The Queen and I

Something happened this afternoon that I am still “having big feelings over” as the kids say. No pics from today, the image is from April, when I saw a yellow jacket struggling on a chilly evening, the first YJ of the year. That’s her in the photo below. I brought her inside and let her hang out overnight in a vented jar, then released her the following morning. After looking at the photos I took of her, I realized she was a young queen. When I posted about it on Facebook, some friends kvetched about me releasing a YJ queen when I should have smashed her. But I felt only that she was a living thing who needed some help. YJs are more important to their ecosystem than humans are, so sit with that truth for a while, why don’t you.

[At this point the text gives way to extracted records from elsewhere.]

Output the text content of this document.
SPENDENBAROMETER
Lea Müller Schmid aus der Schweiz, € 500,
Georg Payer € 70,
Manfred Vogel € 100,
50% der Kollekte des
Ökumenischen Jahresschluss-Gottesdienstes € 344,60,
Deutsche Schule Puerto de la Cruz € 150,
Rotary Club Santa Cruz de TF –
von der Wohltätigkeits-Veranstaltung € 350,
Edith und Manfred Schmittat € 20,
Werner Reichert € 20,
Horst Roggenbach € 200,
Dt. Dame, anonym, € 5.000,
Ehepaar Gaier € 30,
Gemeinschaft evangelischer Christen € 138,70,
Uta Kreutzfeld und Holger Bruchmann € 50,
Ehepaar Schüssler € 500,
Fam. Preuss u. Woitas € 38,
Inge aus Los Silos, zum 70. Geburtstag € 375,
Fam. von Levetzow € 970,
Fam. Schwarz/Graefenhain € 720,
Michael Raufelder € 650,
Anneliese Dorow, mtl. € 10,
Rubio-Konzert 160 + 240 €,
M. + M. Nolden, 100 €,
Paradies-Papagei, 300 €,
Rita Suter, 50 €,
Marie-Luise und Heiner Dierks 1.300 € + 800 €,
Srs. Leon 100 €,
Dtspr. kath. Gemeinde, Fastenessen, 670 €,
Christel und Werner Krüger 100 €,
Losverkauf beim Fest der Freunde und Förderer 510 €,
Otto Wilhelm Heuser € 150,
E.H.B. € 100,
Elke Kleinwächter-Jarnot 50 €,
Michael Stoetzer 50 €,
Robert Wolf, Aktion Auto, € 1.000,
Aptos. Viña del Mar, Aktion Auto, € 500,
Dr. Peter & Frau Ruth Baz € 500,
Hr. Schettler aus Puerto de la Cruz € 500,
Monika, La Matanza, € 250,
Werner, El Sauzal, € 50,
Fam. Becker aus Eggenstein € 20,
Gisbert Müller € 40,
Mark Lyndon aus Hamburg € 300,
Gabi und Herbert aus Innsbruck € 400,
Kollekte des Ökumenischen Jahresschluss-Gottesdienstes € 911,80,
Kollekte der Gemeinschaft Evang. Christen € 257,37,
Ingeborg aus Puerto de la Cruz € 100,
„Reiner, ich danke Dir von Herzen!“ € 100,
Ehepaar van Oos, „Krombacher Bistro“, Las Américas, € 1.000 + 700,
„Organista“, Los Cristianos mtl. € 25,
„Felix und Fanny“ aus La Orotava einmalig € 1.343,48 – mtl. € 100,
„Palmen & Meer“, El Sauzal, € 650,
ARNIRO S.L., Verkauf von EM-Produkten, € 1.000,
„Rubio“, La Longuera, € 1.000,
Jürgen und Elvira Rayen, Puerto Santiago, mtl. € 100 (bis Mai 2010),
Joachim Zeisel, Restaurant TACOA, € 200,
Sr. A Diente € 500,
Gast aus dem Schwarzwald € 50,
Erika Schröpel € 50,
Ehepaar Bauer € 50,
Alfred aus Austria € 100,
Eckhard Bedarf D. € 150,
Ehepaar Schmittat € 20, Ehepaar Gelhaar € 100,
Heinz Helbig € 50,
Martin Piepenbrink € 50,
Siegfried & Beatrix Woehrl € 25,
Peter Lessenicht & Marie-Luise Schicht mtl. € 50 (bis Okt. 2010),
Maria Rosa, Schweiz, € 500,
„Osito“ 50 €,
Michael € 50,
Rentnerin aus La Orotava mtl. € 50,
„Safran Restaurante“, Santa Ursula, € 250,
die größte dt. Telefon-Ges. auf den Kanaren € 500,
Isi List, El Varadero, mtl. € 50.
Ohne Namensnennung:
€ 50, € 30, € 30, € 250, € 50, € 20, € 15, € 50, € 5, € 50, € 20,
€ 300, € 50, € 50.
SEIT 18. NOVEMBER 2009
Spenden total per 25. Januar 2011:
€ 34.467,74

Fast forward to this afternoon…

I was deep in edits in the home office when I became aware of a buzzing around me. I thought at first it was a fly. On a nice day like this, I leave the back door open and flies occasionally come in, though Tyche dispatches them quickly. Without looking up from my screen I realized the buzzing was not fly-like. I thought maybe a bumblebee got in and wanted to make sure it got out safely before Tyche, who was napping, went for it.

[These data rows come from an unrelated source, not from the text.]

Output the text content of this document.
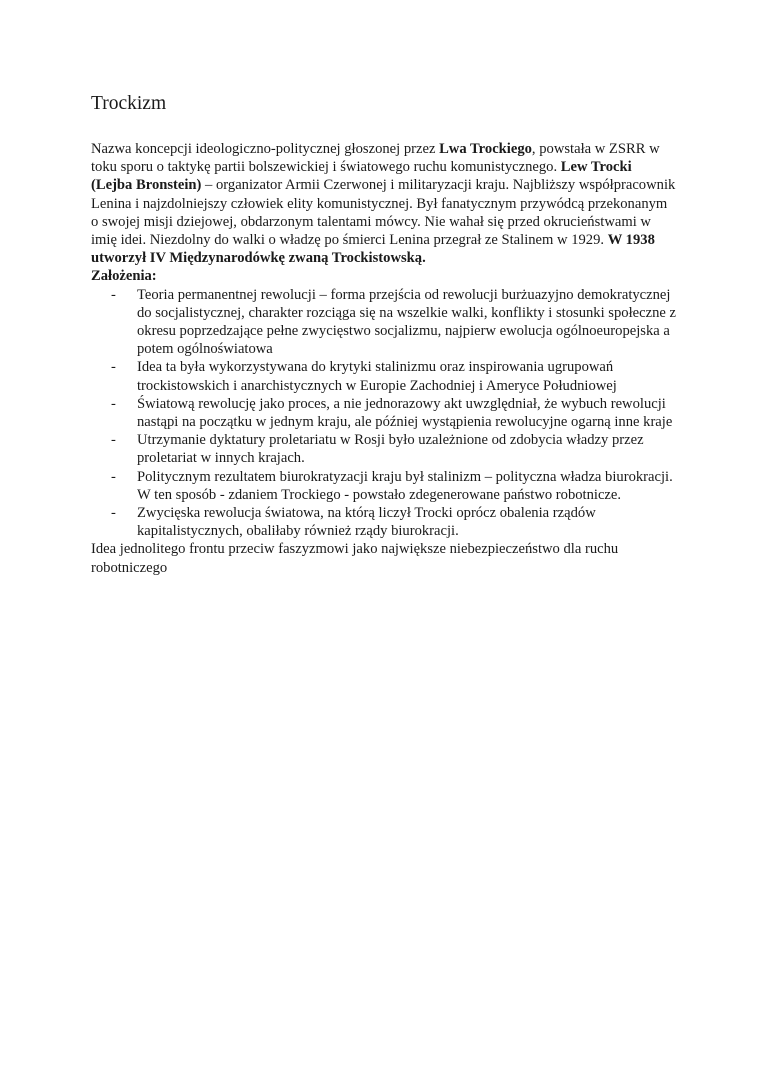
Trockizm

Nazwa koncepcji ideologiczno-politycznej głoszonej przez Lwa Trockiego, powstała w ZSRR w toku sporu o taktykę partii bolszewickiej i światowego ruchu komunistycznego. Lew Trocki (Lejba Bronstein) – organizator Armii Czerwonej i militaryzacji kraju. Najbliższy współpracownik Lenina i najzdolniejszy człowiek elity komunistycznej. Był fanatycznym przywódcą przekonanym o swojej misji dziejowej, obdarzonym talentami mówcy. Nie wahał się przed okrucieństwami w imię idei. Niezdolny do walki o władzę po śmierci Lenina przegrał ze Stalinem w 1929. W 1938 utworzył IV Międzynarodówkę zwaną Trockistowską.

Założenia:

- Teoria permanentnej rewolucji – forma przejścia od rewolucji burżuazyjno demokratycznej do socjalistycznej, charakter rozciąga się na wszelkie walki, konflikty i stosunki społeczne z okresu poprzedzające pełne zwycięstwo socjalizmu, najpierw ewolucja ogólnoeuropejska a potem ogólnoświatowa
- Idea ta była wykorzystywana do krytyki stalinizmu oraz inspirowania ugrupowań trockistowskich i anarchistycznych w Europie Zachodniej i Ameryce Południowej
- Światową rewolucję jako proces, a nie jednorazowy akt uwzględniał, że wybuch rewolucji nastąpi na początku w jednym kraju, ale później wystąpienia rewolucyjne ogarną inne kraje
- Utrzymanie dyktatury proletariatu w Rosji było uzależnione od zdobycia władzy przez proletariat w innych krajach.
- Politycznym rezultatem biurokratyzacji kraju był stalinizm – polityczna władza biurokracji. W ten sposób - zdaniem Trockiego - powstało zdegenerowane państwo robotnicze.
- Zwycięska rewolucja światowa, na którą liczył Trocki oprócz obalenia rządów kapitalistycznych, obaliłaby również rządy biurokracji.

Idea jednolitego frontu przeciw faszyzmowi jako największe niebezpieczeństwo dla ruchu robotniczego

I looked up and saw it was a yellow jacket. It was loud, way louder than they usually are, and I realized that was because it was big. She paused on the wall right above my laptop and I got a good look at her. It was a queen, which is weird, because as far as I know YJ queens don’t leave their nest after they establish it. I got up to open the window screen and she flew in lazy figure 8s around my head, just a couple inches away, for a few seconds, sat on the windowsill briefly, and then flew out the open window.

My thought, at the time, was, “Wow, that was the biggest yellow jacket I’ve seen since…” and only then did I remember the young queen who overnighted in my kitchen back in April.

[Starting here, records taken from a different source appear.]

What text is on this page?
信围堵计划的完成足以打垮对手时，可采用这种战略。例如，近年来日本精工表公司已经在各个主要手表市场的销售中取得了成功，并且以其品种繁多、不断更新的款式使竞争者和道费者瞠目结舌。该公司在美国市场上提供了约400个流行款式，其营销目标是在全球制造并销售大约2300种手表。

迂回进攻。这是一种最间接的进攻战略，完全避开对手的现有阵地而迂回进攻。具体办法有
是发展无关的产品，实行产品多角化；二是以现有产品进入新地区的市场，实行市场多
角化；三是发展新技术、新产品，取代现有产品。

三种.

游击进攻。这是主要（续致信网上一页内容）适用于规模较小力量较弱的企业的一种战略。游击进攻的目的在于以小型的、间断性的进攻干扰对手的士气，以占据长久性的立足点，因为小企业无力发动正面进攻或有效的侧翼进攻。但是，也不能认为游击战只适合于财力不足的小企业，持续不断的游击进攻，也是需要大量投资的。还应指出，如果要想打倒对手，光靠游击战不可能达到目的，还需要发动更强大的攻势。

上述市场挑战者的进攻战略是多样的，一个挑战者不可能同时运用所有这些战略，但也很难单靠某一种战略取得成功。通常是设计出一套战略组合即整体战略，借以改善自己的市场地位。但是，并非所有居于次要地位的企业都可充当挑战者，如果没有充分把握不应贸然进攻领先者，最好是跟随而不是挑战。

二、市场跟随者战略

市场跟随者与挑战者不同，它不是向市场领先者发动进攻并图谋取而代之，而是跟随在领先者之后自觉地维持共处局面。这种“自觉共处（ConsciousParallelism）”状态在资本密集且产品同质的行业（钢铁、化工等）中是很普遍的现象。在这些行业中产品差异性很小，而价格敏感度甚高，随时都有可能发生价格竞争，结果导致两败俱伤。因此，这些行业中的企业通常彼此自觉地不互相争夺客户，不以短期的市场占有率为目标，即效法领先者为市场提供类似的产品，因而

It may have been her. It may have been her daughter. It may have been a completely random yellow jacket queen who decided to enter my house through the open back door, pass through the kitchen and then make a series of turns to find herself in my home office.

But something about her behavior, the lack of aggression, the figure 8s (something honey bees do as part of their communication), made me believe it was her. The life cycle of yellow jacket queens ends in autumn, after they have laid the egg that will overwinter and become the queen for the next year. There is no reason, as far as I know and as far as Google tells me, a mature queen would be out of her nest this time of year. But there she was.

I feel like she was saying goodbye, and maybe thank you for not smooshing me or letting me freeze to death back in April. Whether it was her or not, I hope she had a good life, and that no human gassed her nest or set it on fire or smothered it in a garbage bag. Be well, my queen, and be at peace.